On a day in which numbers emerged that showed less people seem to like him than ever before, Mitt Romney is still smiling.
Mitt Romney laughs off his father's layoffs
Mitt Romney laughs off his father's layoffs

On a day in which numbers emerged that showed less people seem to like him than ever before, Mitt Romney is still smiling. On pace to win the Republican nomination for President (and not much else), he set about campaigning for Wisconsin's hearts delegates today.

According to the Milwaukee Journal Sentinel, Romney held a conference call today with Wisconsin primary voters, and  related a "humorous" anecdote about his father, George, pulling a Bain Capital and laying off an entire Michigan factory during his run as president of the now-defunct American Motors Corporation.

Behold, the hilarity of workers losing their jobs:

“One of most humorous I think relates to my father. You may remember my father, George Romney, was president of an automobile company called American Motors … They had a factory in Michigan, and they had a factory in Kenosha, Wisconsin, and another one in Milwaukee, Wisconsin,” said Romney. “And as the president of the company he decided to close the factory in Michigan and move all the production to Wisconsin. Now later he decided to run for governor of Michigan and so you can imagine that having closed the factory and moved all the production to Wisconsin was a very sensitive issue to him, for his campaign.”

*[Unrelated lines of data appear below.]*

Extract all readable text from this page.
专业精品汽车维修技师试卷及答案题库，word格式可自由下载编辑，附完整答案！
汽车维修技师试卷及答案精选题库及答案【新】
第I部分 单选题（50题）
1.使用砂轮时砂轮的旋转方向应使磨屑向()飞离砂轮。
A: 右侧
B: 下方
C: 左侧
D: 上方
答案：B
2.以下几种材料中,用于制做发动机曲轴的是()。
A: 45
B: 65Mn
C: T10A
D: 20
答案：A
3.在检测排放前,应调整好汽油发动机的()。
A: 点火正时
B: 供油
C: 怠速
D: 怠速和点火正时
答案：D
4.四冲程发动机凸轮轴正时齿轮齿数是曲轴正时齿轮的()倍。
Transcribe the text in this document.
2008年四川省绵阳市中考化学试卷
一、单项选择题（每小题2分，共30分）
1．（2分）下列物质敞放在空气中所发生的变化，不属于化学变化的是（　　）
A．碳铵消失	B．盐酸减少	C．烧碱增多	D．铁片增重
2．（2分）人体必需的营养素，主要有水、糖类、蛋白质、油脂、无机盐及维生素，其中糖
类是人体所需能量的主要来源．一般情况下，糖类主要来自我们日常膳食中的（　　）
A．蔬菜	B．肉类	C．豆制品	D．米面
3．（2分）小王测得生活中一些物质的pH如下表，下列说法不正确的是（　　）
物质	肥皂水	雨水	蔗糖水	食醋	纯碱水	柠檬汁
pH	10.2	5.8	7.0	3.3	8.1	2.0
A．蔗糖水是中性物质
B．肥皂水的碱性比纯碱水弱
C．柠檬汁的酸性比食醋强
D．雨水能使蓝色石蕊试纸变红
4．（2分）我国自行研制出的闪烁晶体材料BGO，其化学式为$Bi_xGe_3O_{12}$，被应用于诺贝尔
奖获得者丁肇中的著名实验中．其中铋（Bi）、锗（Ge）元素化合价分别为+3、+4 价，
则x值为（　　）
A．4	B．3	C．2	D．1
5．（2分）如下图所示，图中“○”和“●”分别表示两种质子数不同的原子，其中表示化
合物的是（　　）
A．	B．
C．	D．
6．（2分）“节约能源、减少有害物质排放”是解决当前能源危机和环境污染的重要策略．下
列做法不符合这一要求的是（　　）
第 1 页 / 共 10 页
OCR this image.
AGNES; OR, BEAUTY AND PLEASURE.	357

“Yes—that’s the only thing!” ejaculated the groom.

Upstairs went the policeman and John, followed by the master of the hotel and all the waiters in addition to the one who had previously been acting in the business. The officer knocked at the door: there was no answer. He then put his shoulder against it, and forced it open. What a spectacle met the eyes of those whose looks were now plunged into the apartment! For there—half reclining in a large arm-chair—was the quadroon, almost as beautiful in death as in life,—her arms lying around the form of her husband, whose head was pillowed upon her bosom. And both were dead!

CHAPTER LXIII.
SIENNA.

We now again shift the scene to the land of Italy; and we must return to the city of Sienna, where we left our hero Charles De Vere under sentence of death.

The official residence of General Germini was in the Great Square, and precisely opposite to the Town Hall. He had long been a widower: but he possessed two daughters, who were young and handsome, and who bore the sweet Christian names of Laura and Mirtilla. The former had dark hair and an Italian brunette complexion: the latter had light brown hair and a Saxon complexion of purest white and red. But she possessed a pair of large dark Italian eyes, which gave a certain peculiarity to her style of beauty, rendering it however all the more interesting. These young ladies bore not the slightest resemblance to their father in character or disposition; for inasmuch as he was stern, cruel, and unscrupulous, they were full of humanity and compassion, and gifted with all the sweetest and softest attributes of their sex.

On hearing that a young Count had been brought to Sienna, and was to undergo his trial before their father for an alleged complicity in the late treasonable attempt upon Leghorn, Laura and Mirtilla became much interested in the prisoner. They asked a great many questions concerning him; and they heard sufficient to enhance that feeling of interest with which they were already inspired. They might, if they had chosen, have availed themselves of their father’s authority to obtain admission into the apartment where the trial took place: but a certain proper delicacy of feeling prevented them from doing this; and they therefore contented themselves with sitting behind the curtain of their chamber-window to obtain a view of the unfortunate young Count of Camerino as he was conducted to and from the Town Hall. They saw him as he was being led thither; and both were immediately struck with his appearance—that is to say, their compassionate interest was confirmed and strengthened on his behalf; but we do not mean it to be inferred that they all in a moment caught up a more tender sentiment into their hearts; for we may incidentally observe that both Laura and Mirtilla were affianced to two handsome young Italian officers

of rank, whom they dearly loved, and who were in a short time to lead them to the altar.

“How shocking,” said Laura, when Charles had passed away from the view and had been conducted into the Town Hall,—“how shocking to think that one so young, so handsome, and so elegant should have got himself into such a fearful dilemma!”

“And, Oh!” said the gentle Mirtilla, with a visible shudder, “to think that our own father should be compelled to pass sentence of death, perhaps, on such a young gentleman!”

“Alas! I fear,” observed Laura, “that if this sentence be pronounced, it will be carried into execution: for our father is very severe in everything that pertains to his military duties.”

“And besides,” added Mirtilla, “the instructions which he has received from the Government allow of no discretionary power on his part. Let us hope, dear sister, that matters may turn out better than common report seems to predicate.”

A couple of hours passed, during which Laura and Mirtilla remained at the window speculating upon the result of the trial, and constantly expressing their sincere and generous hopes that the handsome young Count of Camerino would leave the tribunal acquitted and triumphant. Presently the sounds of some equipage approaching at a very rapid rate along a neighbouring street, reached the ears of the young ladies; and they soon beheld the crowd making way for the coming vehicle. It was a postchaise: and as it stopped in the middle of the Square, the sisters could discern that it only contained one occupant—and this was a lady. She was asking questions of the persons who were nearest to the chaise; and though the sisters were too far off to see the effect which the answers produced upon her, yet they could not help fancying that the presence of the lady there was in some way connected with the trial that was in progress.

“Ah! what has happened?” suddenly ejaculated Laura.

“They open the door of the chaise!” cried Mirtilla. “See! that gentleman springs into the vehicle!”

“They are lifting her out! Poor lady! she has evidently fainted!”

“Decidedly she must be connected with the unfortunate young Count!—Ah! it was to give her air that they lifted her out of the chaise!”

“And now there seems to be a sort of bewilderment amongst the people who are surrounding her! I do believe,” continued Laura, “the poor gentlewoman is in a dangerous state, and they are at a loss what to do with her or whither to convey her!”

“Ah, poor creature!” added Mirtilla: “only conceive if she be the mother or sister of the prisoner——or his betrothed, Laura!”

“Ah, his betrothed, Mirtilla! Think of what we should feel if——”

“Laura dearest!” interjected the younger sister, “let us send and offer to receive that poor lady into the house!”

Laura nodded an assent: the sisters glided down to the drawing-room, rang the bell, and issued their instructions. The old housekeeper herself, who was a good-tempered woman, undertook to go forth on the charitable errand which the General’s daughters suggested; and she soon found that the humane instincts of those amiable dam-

To be fair, that's not the part that Romney seemed to find hilarious. But if there is anything funny about this -- not for Romney, for Democrats -- it's that the punchline was how the closing related to a gaffe in his father's political campaign:

Romney said he recalled a parade in which the school band marching with his father’s campaign only knew the Wisconsin fight song, not the Michigan song.“So every time they would start playing ‘On, Wisconsin, On, Wisconsin,’ my dad’s political people would jump up and down and try to get them to stop, because they didn’t want people in Michigan to be reminded that my dad had moved production to Wisconsin,” said Romney, laughing.

It's not enough to say that you enjoy firing people, or that you have a long professional history of doing just that. Romney is using the fact that his dad also did it to patronize voters in Wisconsin, and for the sake of a fairly monotonous story. Slate's Dave Weigel nailed why this is so problematic: "The never-ending thump-thump-thump of 'Romney is rich' stories come off a little cheap. The point, though, is that Romney manages to outdo even Barack Obama when it comes to lacking empathy."

Forget the ridicule, schadenfreude, and yes, the indulgent laughter: that is why Romney's gaffes matter.